秋田大学 医学部 産婦人科学講座 教授 寺田 幸弘

先生

秋田大学は医学部を含めても4学部のみで構成されており、大きな組織ではありません。研究面でも巨大な総合大学が掲げるような「ビッグプロジェクト」がひしめいているわけではありません。しかし、創立以来醸し出されてきた勤勉実直な秋田の土壌から生まれた「ピリッとスパイスの効いた秋田産の医学の真実」を多数世界に発信してまいりました。

秋田は寒冷な気候や伝統的な食習慣などの背景から、脳血管疾患や諸臓器のがんの罹患率が高い傾向にあります。また、日本最速の少子化、高齢化を示す当地は、本邦の少し先の姿を示している地域と認識されています。当科ではそれらの背景に基づき、高齢者医療、がん医療などに関連した、様々な基礎および臨床の研究が展開されています。

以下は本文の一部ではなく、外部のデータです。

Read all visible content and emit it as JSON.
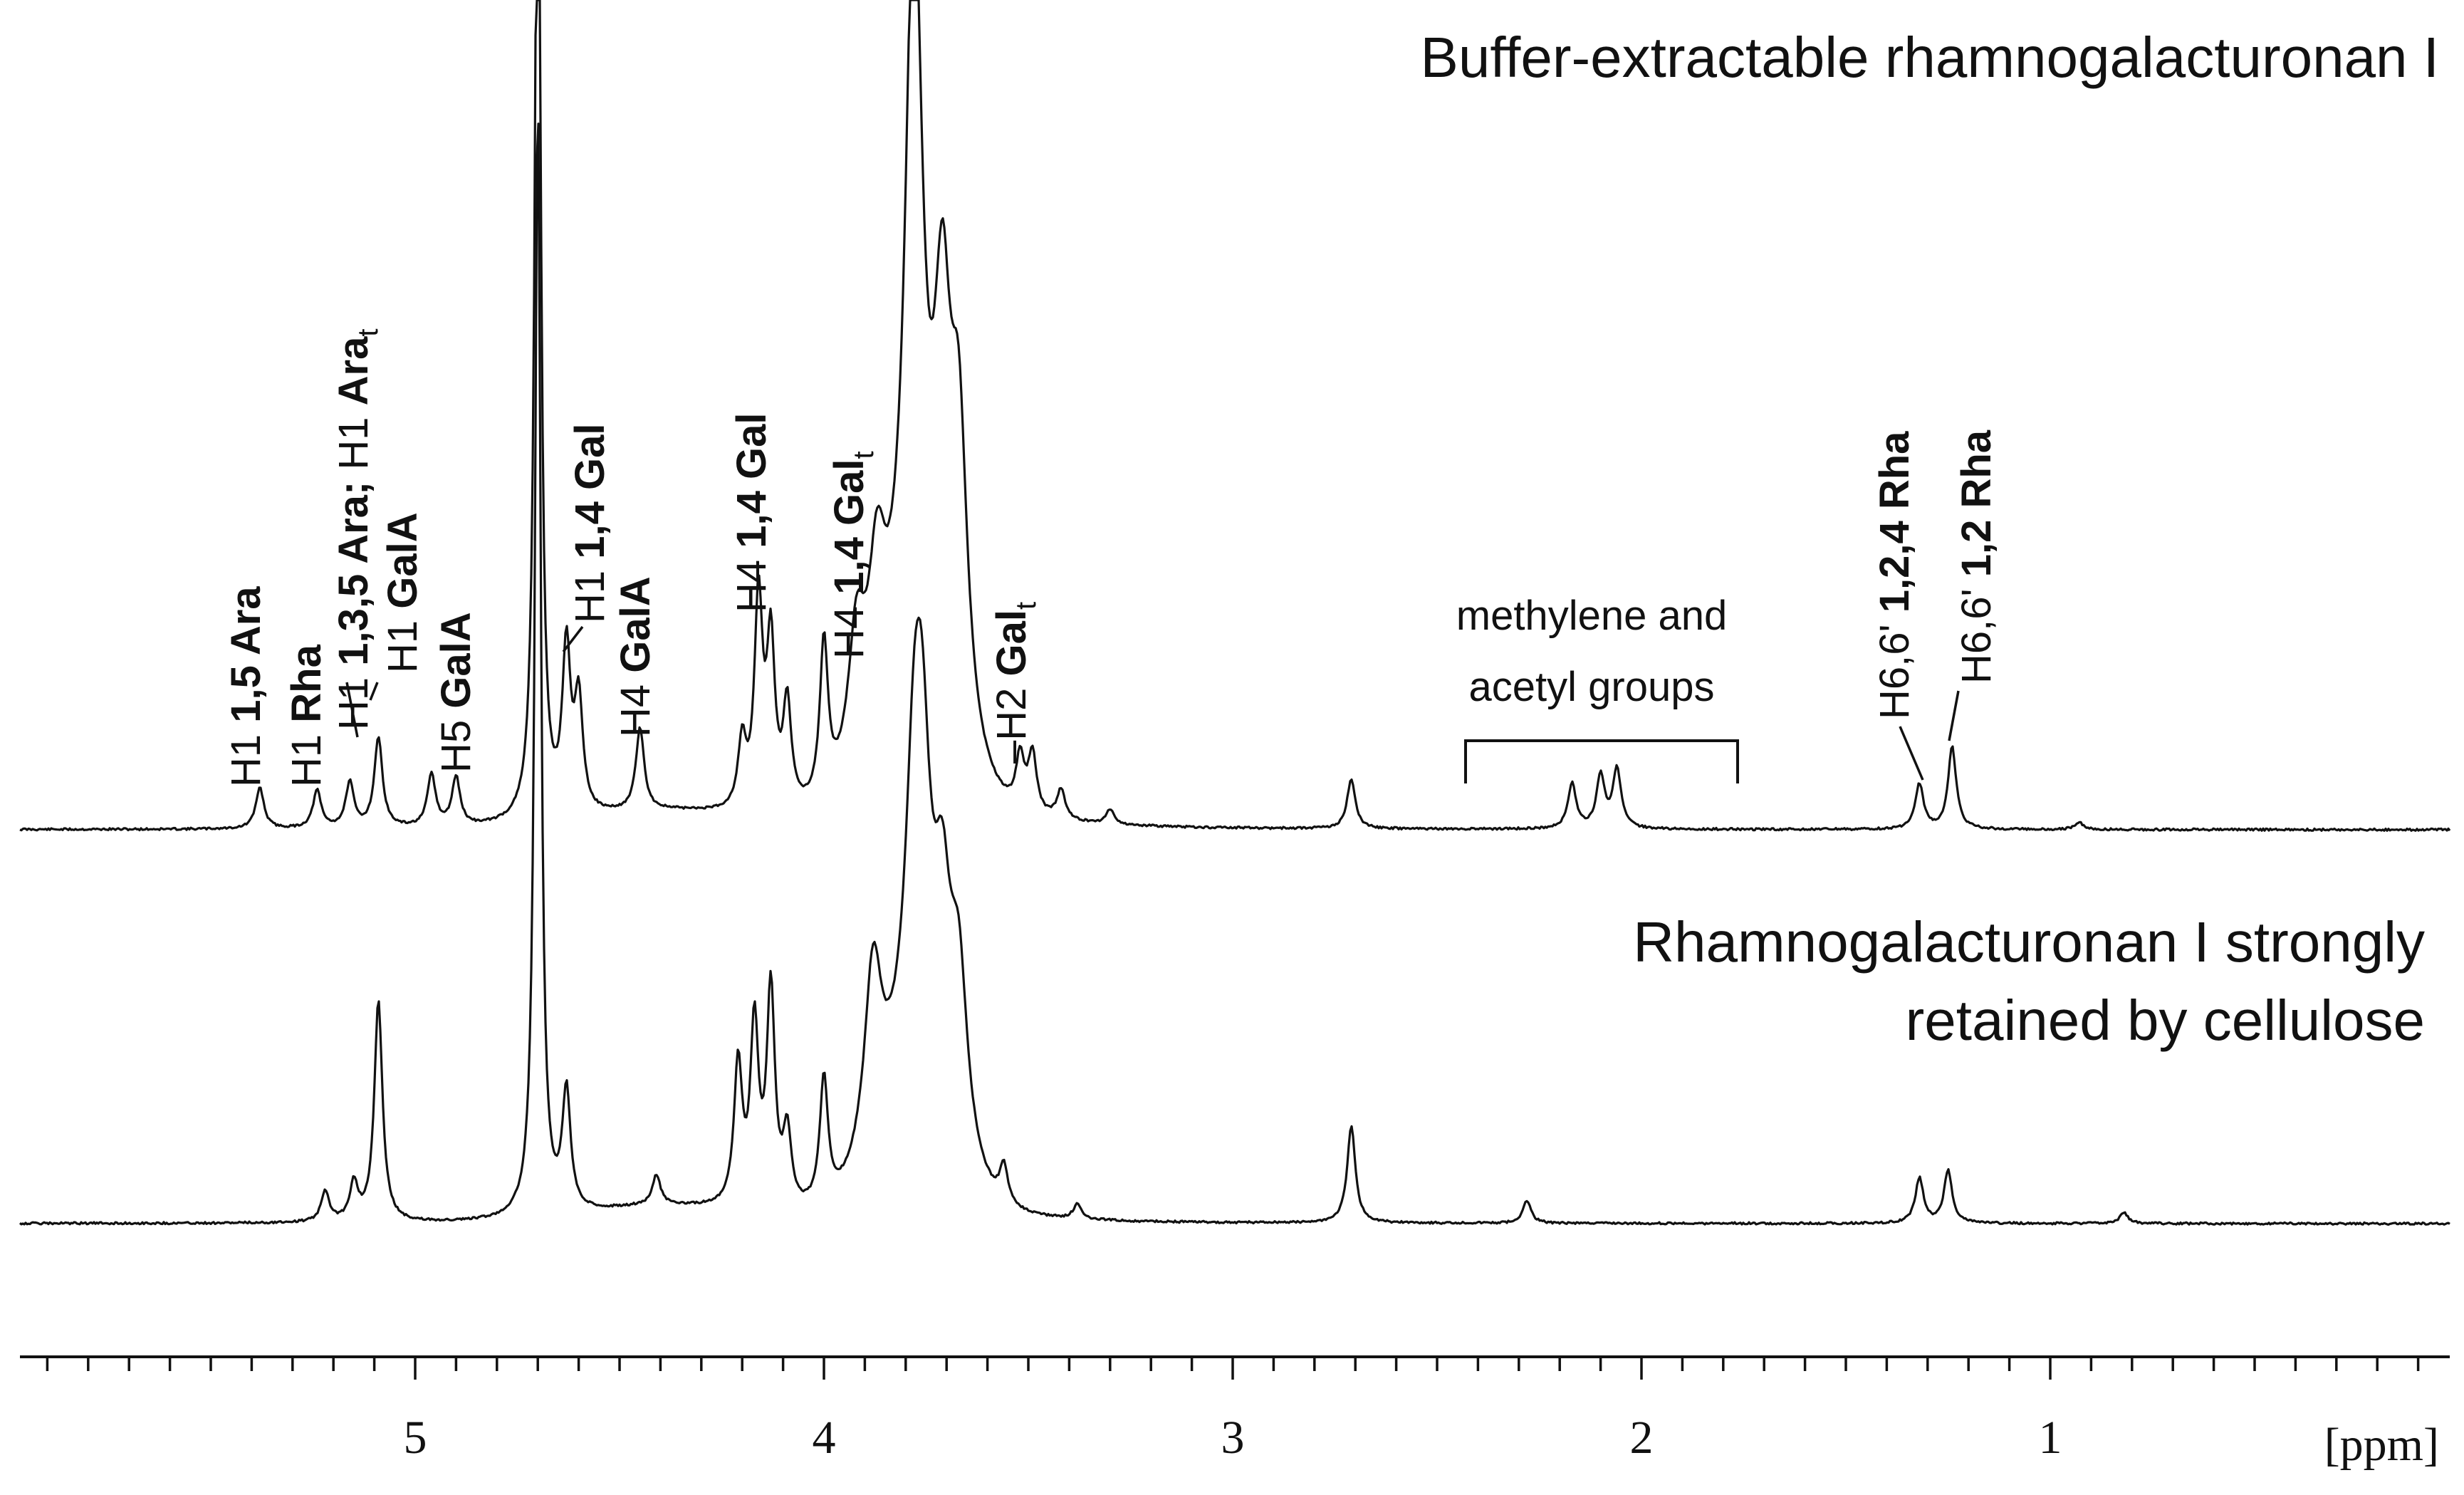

基礎研究の例をいくつか紹介すると、①生命を構成する最重要要素の一つである脂質の網羅的な解析(リピドミクス)、②肺感染症におけるウイルス、宿主の相互作用の体系的解析、③種々の発がん、がんの進展に関する基礎研究、などがあげられます。これらは、ますます高齢化が進む本県および本邦での医学の進歩に資する重要な研究であり、国際一流誌に精力的に成果が発表されています。

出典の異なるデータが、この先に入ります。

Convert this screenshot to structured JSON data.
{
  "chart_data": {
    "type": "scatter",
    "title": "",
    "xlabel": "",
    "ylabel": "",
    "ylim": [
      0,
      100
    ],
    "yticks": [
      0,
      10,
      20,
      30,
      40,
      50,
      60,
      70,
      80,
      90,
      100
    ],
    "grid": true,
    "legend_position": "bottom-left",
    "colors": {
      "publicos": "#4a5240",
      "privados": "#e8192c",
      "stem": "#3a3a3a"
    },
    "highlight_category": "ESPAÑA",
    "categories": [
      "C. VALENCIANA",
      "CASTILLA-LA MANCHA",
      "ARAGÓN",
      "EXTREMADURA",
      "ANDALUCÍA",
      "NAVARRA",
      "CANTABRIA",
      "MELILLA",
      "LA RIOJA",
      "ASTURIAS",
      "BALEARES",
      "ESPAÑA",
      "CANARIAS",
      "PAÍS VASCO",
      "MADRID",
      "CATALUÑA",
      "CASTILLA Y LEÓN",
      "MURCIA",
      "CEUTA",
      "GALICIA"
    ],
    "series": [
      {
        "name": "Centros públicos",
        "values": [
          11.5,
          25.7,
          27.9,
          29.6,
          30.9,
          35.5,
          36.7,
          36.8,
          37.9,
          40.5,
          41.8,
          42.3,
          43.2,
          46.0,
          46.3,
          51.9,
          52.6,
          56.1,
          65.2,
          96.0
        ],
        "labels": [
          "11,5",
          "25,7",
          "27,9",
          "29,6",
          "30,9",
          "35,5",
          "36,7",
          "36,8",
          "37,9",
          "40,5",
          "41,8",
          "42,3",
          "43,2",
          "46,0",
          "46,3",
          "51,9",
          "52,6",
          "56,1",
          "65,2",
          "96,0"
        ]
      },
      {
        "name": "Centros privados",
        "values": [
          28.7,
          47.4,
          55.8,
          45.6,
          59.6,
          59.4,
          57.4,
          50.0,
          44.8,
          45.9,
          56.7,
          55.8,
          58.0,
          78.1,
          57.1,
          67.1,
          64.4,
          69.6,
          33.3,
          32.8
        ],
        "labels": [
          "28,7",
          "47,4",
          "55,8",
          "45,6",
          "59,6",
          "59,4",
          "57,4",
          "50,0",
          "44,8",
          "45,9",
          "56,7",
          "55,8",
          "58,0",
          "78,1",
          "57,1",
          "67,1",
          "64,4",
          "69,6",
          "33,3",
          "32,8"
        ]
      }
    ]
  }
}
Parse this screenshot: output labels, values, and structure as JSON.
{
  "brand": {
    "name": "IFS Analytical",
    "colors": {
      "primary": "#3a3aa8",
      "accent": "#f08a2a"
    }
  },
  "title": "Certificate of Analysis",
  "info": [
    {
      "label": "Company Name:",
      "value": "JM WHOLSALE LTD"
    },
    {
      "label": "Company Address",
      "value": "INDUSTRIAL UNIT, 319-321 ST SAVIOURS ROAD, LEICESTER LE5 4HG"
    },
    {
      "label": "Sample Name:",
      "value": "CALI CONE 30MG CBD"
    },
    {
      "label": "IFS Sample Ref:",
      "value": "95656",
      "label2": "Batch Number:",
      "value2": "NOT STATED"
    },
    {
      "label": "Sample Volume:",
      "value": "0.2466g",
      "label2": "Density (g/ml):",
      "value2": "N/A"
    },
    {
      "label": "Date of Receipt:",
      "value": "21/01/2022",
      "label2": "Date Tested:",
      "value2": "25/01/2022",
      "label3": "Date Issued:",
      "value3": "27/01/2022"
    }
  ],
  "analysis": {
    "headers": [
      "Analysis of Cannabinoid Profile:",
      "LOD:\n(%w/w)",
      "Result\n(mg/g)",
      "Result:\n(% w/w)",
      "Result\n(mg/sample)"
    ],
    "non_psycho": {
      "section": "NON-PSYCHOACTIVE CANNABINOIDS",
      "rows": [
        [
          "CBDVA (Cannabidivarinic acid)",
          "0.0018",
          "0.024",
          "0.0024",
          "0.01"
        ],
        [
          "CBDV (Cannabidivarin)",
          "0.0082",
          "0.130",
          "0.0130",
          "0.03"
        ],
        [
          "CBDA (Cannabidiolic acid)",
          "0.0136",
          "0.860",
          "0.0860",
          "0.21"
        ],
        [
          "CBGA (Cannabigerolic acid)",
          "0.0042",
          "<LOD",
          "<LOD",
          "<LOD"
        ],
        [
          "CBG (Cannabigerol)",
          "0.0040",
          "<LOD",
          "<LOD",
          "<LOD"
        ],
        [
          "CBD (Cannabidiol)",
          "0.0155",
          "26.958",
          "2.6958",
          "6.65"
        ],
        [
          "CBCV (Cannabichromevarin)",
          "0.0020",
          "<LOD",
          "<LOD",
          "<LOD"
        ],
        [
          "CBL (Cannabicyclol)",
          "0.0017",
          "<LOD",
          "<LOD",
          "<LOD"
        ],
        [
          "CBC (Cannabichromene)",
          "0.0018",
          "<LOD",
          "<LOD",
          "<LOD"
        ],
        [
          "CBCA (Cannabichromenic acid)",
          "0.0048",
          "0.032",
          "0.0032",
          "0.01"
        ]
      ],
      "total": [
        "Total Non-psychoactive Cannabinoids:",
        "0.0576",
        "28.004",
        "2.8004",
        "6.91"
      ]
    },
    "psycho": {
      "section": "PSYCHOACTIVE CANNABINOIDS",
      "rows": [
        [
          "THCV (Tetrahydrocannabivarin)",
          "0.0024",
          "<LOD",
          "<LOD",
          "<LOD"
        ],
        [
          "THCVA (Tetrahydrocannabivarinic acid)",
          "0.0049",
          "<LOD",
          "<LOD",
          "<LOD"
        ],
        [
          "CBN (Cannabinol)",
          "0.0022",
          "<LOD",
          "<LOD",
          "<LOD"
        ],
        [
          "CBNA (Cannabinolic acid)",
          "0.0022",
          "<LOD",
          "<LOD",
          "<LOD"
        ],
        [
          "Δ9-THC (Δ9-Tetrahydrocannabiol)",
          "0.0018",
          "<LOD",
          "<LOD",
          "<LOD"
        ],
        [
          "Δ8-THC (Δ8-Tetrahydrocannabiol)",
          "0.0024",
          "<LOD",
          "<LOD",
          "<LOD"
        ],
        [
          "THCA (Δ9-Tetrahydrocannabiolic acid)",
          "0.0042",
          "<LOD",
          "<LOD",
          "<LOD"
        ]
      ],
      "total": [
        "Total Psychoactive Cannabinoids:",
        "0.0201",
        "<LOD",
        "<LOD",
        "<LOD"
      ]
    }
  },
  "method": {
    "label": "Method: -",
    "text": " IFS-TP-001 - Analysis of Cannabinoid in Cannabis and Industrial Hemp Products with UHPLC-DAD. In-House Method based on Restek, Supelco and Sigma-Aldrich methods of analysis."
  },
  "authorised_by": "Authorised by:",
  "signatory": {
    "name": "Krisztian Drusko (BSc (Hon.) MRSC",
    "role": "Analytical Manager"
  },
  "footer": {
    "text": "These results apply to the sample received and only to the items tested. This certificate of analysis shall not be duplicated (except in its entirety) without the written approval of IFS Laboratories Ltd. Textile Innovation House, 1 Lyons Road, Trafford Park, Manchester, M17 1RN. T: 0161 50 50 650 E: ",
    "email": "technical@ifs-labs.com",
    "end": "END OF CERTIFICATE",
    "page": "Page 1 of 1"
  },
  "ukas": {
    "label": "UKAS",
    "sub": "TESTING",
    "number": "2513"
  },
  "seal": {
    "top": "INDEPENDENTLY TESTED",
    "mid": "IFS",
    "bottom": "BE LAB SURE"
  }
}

また、本学には豊富な地下資源を背景とした工学、資源工学の研究の伝統があり、本学部ではいくつかの「医学・工学連携の成果」が開花しております。例を挙げると、本学と秋田県産業技術センターで発明した「電界非接触撹拌型迅速免疫染色装置」は2014年に販売が始まり、今後、手術中の迅速免疫染色を可能とする大きな武器として、いずれ世界中の病理部に設置されることが期待されています。本学では定期的に「医理工連携“夢を語る会”」が開催され、学部の垣根を越えた討論が行われています。

「寒くても、交通アクセスが悪くても一流の医学研究は可能である」という気概をもって我々は日夜励んでいます。

【学生生活】合理的で充実した学習の環境

秋田大学 医学部 5年 加藤 僚祐
同 5年 坂本 光 / 同 5年 田村 みなみ
同 5年 堤 俊太 / 同 5年 松岡 修平
同 5年 矢口 愛実

堤:私たちは今、この6人のチームで病院実習中です。秋田大では、一般的には病院実習に行く前の4年生が受ける客観的臨床能力試験(OSCE)を1年生の頃から受けます。入学したてで何も分からないなかで英語での医療面接等を行うのはとても大変でしたが、振り返ってみれば、1年生の頃から臨床を意識した教育を受けられたのはよかったな、と思います。

坂本:秋田大では、科目ごとの定期試験ではなく「統一試験」が行われるのも特徴だと思います。学年によって回数は違うのですが、年に1~2回、例えば2年前期に学んだ全科目を夏休み明けの2日間でまとめてテストするような感じです。

加藤:統一試験のいいところは、勉強に打ち込むときと、部活や遊びに力を入れるときのメリハリがつくことかなと思います。また、広い試験範囲・全問選択式での回答など、統一試験の形式はCBTや国試に似ているんです。そのためか、秋田大学はCBTや国試の合格率も高いんですよ。

松岡:実技の教育も充実していて、東北最大のシミュレーションセンター(秋田大学医学部附属病院シミュレーション教育センター)があります。様々な科の手技を自習したり、指導を受けながら学ぶことができ、とても恵まれた環境だと思います。

田村:県外出身者も多くいますが、臨床研修で秋田に残る人は結構多いと思います。県の医師不足もあってか、患者さんも先輩医師たちも、私たち学生を暖かく迎え入れてくれる雰囲気があって、とてもありがたいです。

矢口:秋田にはたくさんの温泉や、おいしい食べ物やお酒があります。みんなで山登りに行ったり、浜辺でバーベキューをしたり、自然が身近で、勉強以外の面でも充実した学生生活が送れますよ。

※医学生の学年は取材当時のものです。